Plusieurs modèles de capucin ou couteau à deux clous sont proposés par la coutellerie Jean-Paul Tisseyre.

Les différentes matières pour les manches

Essentiellement vendu dans les Pyrénées, ce couteau traditionnel des bergers et paysans est réalisé avec :

  • la corne des élevages locaux : corne blonde, corne noire, corne jaspée blonde et brune, corne marbrée (corne de bélier, bœuf, buffle, zébu, bouc). Un couteau capucin plein manche utilitaire est parfait avec un manche en pointe de corne, matière noble, fibreuse, dense et solide, qui ne craint pas l'eau, même tiède.
    En photo, un capucin artisanal avec manche en corne blonde
  • les bois de pays : buis (bois très dur jaune brillant), noyer et ronce de noyer (légèrement moins dense que le chêne, mais au grain fin et serré, le noyer se sculpte très bien), genévrier (ou bois de cade, arbuste au bois clair et odorant), olivier (bois dur de couleur chamois). Le bois est plus chaleureux au toucher, se patine à l'usage, mais est légèrement plus fragile ; il peut être stabilisé par imprégnation de résine, procédé qui le rend plus stable et solide.

 

Entretien

  • Manche en corne : le manche est réalisé en pointe de corne de bélier, chaque couteau sera différent et unique, si la corne perd son aspect brillant, huiler le manche pour le nourrir. Il peut arriver qu'avec le temps, en séchant, un ré-ajustage du sertissage du rivet soit nécessaire.
  • Manche en bois : Le manche monobloc en bois est un matériau naturel et vivant, afin de préserver la souplesse du bois, huiler le manche de temps en temps pour le nourrir. Il peut arriver qu'avec le temps, en séchant, un ré-ajustage du sertissage du rivet soit nécessaire.
  • Lame en acier inox : la lame en acier inoxydable 12c27 avec trempe cryogénique ne nécessite pas d'entretien particulier, il est toutefois conseillé de ne pas passer sous l'eau, un couteau pliant s'essuie avant de le ranger.
  • Lame en acier carbone : la lame en acier traditionnel au carbone xc75, excellente qualité de coupe, facile à affûter, idéal pour un usage quotidien, se grisant au fil du temps nécessite d'essuyer la lame après chaque utilisation, évitez de la passer sous l'eau, huiler éventuellement.
  • Sécurité : Mécanisme à ressort maintien de lame breveté, une innovation sur les couteaux capucins traditionnels, un ressort plat inséré dans le talon de la lame maintien celle-ci aux deux positions extrêmes ouverte et fermée. Ce système est étudié afin de sécuriser le couteau fermé dans votre poche, il évite une ouverture intempestive et dangereuse de la lame.
  • Affûtage : il est préférable d'affûter régulièrement son couteau, même s'il coupe encore, un passage rapide sur une pierre naturelle redonnera à votre couteau un tranchant optimal.

Le seul couteau pliant de poche autorisé à porter aussi bien à la ville qu’à la campagne

Pourquoi encore aujourd'hui ce vieux couteau capucin est toujours là et de plus en plus rependu ! L’on pourrait penser que, comme un couteau à deux clous est simple à fabriquer par les fabricants de couteaux, il est peu onéreux.
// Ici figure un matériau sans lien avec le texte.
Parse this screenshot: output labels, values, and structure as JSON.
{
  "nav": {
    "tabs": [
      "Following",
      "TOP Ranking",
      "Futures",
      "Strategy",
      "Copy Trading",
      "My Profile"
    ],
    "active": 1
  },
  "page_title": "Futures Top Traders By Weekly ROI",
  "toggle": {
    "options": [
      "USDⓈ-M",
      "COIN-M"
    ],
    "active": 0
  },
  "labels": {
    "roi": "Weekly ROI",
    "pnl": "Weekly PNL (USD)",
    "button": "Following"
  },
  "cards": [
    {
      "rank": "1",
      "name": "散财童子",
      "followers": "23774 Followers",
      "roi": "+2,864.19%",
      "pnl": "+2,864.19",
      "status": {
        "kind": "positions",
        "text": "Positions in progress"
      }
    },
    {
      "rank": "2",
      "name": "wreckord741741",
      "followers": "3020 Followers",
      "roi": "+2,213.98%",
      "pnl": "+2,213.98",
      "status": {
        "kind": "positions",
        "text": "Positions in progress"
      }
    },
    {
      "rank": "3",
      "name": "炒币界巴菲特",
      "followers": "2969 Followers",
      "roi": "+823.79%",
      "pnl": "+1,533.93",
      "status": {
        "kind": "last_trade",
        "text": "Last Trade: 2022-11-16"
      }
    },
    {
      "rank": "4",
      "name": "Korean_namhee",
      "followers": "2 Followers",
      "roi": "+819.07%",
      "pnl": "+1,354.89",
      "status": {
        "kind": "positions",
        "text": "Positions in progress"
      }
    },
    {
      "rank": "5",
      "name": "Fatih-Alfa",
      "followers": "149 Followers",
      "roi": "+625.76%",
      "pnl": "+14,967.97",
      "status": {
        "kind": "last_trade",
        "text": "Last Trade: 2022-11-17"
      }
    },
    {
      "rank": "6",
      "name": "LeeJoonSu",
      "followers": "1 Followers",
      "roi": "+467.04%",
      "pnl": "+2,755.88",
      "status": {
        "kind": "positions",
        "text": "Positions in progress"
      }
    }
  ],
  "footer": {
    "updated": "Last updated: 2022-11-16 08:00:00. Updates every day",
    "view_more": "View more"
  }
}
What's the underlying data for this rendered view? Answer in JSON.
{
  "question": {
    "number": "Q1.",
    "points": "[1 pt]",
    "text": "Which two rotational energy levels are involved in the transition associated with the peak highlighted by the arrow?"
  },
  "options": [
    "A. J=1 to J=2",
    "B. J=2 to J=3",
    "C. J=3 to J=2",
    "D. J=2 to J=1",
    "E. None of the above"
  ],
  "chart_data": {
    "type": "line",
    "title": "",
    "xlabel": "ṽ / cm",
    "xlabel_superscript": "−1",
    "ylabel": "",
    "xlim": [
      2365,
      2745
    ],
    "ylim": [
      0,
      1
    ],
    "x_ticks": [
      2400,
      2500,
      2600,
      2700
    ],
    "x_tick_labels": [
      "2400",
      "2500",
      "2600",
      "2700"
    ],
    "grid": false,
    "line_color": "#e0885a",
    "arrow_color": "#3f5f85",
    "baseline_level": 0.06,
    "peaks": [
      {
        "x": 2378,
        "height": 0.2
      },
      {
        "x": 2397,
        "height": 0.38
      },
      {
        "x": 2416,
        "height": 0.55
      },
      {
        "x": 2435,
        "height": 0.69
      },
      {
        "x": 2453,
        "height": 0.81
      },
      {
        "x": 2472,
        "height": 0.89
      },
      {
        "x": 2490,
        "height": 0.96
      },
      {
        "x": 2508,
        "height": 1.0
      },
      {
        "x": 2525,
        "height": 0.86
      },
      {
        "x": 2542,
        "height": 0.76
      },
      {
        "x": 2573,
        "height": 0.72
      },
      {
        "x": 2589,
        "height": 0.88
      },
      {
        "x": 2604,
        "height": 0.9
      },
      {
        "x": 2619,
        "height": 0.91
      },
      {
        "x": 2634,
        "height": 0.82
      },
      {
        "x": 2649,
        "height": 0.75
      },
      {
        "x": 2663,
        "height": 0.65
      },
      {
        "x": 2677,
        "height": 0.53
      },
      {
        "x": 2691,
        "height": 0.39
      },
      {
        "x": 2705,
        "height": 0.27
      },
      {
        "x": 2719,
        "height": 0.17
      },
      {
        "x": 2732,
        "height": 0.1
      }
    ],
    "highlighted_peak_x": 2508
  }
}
C’est vrai, mais avec la concurrence mondiale dans ce secteur d’activité, les couteaux d’importation même plus techniques sont bien moins chers. Autre hypothèse, il y a davantage de berger et paysans : hélas, non, les exploitations agricoles dans les Pyrénées  ne sont pas très nombreuses.

Mais alors ! Quel intérêt pour notre capucin ? C’est un couteau sans blocage de lame, donc considéré par les tribunaux comme un outil et non une arme blanche. Vous pouvez  le porter à la poche sans crainte (sauf cas particuliers, stade, cinéma, aéroport…). La législation sur le port du couteau est un peu floue à ce sujet mais les jugements des tribunaux font jurisprudence.